The Kotel is not an appropriate venue for evangelism or political activities. Whatever one feels about their agenda, the Kotel should be a symbol of Jewish unity, not a place for promoting divisiveness.

Why does the Rabbinic Establishment discriminate against women?

 
Judaism recognizes the tremendous potential and value of women and views them as the very foundation of Jewish life. The Kotel is accessible to thousand upon thousand of women who come to pray there every day, and the overwhelming majority of women who come here are not interested in changes.

The Women of the Wall, on the other hand, only seem to respect the very few women who agree with their agenda. In addition to their belief that we need to be changed to think more like them, they say that the women who oppose them are ignorant of Jewish law, dependent, lacking spirituality, and “subjugated” under the “iron hand” of rabbis with “ultra-misogynist views.” It’s more than a bit offensive, besides being completely inaccurate.

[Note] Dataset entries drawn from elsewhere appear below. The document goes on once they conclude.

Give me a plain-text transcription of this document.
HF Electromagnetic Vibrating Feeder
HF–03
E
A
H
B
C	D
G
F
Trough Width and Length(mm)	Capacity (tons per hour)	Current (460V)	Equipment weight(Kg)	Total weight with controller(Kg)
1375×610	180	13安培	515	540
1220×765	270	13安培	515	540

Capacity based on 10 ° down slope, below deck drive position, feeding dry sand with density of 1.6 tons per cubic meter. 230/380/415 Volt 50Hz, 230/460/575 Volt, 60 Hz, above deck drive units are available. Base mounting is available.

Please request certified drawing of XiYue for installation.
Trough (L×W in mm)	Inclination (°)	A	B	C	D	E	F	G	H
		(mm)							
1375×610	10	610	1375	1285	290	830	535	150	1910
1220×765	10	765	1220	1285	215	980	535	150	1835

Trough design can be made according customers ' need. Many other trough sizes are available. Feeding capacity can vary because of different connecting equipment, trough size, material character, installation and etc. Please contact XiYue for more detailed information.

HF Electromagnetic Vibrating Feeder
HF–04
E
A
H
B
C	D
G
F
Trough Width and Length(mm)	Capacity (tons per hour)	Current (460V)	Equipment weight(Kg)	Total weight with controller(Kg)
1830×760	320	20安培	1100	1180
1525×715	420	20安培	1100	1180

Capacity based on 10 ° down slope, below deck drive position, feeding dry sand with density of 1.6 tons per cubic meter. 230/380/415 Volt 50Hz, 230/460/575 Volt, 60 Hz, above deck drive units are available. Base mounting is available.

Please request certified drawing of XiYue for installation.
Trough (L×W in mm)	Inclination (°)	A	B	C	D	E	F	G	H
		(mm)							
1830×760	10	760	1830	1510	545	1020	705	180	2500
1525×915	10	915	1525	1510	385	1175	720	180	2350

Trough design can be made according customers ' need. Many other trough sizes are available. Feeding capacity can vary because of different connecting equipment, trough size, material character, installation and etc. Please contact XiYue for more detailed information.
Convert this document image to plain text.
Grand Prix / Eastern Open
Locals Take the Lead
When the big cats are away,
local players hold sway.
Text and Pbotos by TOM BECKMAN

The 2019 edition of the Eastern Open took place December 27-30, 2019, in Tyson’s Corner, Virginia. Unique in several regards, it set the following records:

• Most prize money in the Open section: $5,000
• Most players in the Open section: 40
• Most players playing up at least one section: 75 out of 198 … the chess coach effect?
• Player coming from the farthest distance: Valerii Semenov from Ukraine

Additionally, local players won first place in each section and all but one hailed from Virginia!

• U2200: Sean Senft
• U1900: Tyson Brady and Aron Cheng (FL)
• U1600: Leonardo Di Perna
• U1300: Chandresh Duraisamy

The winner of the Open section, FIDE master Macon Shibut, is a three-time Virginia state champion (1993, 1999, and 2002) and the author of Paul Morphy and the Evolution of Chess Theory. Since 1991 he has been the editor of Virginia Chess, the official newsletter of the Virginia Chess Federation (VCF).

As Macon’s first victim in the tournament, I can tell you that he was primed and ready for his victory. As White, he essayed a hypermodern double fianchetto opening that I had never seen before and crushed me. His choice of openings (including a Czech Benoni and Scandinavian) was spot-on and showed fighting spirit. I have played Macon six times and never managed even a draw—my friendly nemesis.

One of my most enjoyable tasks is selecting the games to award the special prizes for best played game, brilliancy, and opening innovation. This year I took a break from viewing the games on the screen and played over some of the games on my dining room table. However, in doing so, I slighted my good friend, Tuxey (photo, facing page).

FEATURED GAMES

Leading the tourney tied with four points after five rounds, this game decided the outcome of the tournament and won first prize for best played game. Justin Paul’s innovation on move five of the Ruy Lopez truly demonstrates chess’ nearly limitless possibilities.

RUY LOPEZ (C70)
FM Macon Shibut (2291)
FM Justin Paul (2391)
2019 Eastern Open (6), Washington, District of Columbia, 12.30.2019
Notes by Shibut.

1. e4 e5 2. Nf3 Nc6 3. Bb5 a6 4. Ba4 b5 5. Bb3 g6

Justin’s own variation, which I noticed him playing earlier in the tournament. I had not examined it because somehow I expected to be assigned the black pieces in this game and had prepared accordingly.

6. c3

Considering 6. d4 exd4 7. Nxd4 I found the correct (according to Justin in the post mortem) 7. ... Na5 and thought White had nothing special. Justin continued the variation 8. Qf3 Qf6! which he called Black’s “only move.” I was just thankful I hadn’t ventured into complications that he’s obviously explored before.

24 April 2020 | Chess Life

There is nothing halachically wrong with women praying with Tallit and Tefillin, is there?

 
The Women of the Wall have turned religious articles into PR props, as Anat Hoffman demonstrated by donning her Tallit at a Knesset hearing. Objects of sanctity cannot and should not be used to garner public attention.

Do you support the Sharansky Plan?

 
The Sharansky Plan would cost tens of millions of dollars and won’t address the problem. The Kotel area called “Robinson’s Arch” was used by the Women of the Wall for years. They have not outgrown it, but they’ve declared the Sharansky Plan “irrelevant” and said they will insist upon praying in the “Traditional Section” even if the plan is implemented. This tiny group will continue to disrupt those who simply wish to preserve the traditions that reach back thousands of years and have held us together as a Jewish nation.

3 thoughts on “FAQ

  1. BS”D

    While I totally support W4W I believe the FAQ section “There is nothing halachically wrong with women praying with Tallit and Tefillin, is there?” – should clearly explain both halacha and minhagei Yisrael in this area of concern.

    Kol hakavod W4W

    • The WOW spend lots of energies saying “”Rashi’s daughters prayed with Tefillin”. The research I have done, does not seem to justify this statement. Chances are likely that if Rashi’s daughter prayed with Tefillin, they did it EVER day PRIVATELY and not only on Rosh Chodesh.

    • Dina Grossman Kjaergaard

      Very good point, Joel Nowicki. It’s been three years since you made it … I’d like to ask W4W to expand on the FAQ as you suggest!